Just a month after prices shot up an average of 12 cents per pound, they’ve plunged an average of 10 cents per pound since Oct. 1, according to several buyers contacted recently by Plastics News.
“It’s really difficult to talk to your customers about price changes when your raw material costs are moving around like this,” a PP buyer based in the southeastern U.S. said.
The big month-to-month price swing also was affected by a market change that now has polymer-grade propylene monomer — used to make PP — tracking prices for refinery-grade propylene, instead of tracking ethylene monomer as it’s done in years past.
“Polymer-grade [propylene] hasn’t tracked refinery-grade since April or May,” said Kathy Hall, executive editor of the PetroChem Wire pricing newsletter in West Orange, N.J. “There was a huge drop in refinery-grade in late September. It felt like a correction, because propylene is so tied into gasoline and other economic factors.”
With summer driving season at an end, less propylene has been needed as a gas additive, resulting in more of it being available for PP production. A petrochemical cracker jointly operated by BASF Corp. and Total Petrochemicals USA Inc. in Port Arthur, Texas, also has resumed production, further increasing propylene supply, Hall added.

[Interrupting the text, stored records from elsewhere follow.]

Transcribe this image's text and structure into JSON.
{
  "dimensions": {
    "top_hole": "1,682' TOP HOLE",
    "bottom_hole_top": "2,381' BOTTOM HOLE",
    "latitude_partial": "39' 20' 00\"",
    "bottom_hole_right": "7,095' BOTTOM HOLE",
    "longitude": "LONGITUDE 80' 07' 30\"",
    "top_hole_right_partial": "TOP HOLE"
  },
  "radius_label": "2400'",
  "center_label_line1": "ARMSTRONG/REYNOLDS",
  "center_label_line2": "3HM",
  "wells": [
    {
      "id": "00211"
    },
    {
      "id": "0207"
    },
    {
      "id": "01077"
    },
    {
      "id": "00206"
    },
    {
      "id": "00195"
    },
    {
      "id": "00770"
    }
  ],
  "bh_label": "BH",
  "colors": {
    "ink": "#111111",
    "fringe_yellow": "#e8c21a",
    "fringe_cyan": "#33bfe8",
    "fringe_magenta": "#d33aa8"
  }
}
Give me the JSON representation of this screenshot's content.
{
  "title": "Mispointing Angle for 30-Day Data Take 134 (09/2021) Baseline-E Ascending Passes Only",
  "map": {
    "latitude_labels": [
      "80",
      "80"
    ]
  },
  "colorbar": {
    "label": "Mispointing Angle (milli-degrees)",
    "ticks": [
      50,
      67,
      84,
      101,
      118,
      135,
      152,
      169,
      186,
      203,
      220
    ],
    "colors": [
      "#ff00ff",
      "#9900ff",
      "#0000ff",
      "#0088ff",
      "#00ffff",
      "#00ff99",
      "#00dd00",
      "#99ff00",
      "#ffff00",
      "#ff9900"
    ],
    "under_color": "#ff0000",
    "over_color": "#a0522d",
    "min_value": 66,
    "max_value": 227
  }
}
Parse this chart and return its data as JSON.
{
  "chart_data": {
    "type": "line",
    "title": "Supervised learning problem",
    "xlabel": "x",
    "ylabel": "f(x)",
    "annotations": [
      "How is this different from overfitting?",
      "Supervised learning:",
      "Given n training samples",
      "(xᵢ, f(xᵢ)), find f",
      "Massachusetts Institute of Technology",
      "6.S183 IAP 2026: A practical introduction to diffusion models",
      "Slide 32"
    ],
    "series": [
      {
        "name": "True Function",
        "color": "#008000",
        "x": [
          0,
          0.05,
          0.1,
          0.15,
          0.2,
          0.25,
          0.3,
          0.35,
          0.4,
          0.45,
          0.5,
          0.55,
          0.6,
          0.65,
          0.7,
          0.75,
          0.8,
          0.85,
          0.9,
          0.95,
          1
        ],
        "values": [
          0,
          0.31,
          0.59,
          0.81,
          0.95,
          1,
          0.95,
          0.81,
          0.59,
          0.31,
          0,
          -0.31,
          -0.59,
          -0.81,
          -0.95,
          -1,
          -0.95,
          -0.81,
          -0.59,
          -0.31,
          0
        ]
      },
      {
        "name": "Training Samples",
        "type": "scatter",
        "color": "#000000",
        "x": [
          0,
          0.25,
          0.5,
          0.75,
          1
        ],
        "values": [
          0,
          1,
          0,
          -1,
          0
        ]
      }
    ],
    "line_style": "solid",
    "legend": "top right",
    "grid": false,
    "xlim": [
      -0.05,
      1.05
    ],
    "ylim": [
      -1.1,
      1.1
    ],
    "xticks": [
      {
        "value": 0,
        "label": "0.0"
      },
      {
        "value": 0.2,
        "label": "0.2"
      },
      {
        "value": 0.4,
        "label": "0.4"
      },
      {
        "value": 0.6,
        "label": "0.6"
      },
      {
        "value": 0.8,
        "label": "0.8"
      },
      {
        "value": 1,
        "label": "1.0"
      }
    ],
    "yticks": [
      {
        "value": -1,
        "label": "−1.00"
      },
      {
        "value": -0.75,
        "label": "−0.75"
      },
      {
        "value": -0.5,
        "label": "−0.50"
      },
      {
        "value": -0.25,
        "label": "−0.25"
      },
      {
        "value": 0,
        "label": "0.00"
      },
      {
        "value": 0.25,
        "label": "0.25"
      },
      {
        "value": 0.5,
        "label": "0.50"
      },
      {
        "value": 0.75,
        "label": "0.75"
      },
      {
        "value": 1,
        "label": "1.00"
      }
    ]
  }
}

Sales of PP into the export market also have declined in recent months — a fact that hasn’t gone unnoticed by propylene traders.
“These markets are traded on a daily basis, and traders can sense when demand is beginning to disappear,” Hall said.
Even with the 10-cent October drop, regional PP prices are up an average of 28 cents per pound since Jan. 1 — a run-up of 50 percent, based on the Plastics News resin pricing chart.
The increases have had no basis in North American PP demand, which was down 4 percent through August, according to the American Chemistry Council in Arlington, Va. Subtracting export growth of 67 percent leaves the domestic PP market with a demand drop of almost 11 percent.
Among major PP end markets, one of the few growth areas through August was injection molded cups and containers, with North American sales into that segment up almost 14 percent. By comparison, sales into injection molded caps and closures — another sizable PP area — were down 12 percent.